In the present study, PET/CT imaging is utilized, with the two modalities being co-registered. Despite this integration, the actual crafting of treatment plans relies predominantly on either CT simulator images or MRI images. It is crucial to underscore that when the imaging data designated for treatment planning and the SUV metadata derived from PET scans originate from disparate equipment or temporal points, an alignment and fusion of these datasets become essential. However, this alignment process is not without its challenges; it may harbor varying degrees of discrepancies. As a result, our approach mandates a judicious evaluation of any potential errors and inaccuracies that could be introduced during the image fusion process.

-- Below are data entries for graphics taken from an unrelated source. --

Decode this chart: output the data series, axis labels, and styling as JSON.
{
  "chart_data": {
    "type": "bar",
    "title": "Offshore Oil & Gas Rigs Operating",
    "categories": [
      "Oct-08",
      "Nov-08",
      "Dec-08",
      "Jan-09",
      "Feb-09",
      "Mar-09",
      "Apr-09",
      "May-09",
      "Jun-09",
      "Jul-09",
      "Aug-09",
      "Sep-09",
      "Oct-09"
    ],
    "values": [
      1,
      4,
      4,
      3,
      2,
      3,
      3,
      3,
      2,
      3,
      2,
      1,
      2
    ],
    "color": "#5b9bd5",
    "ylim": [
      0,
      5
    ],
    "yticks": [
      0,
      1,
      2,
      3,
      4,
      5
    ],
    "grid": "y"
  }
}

In summary, this work sheds light on the impact of heterogeneous boron distribution on dose distribution within the GTV and offers valuable guidance on processing TNR based on PET images, contributing to more informed therapeutic decisions in BNCT.

Future work

This study lays the groundwork for quantifying heterogeneous boron distribution utilizing PET images. However, several aspects warrant further investigation:

1. 1.

   Optimization of TNR Groups: Determining the optimal total number of TNR groups to be employed in the groupwise approach requires comprehensive analysis and experimentation.

2. 2.

   Diverse Case Analysis: Future research must encompass the analysis of a more extensive and varied set of cases, encompassing diverse target sizes and positions. Such analysis will contribute to the robustness of the method, ensuring its applicability across different scenarios in BNCT.

By addressing these aspects, subsequent research can build on the present study's findings, enhancing the precision and effectiveness of boron distribution quantification within the context of BNCT.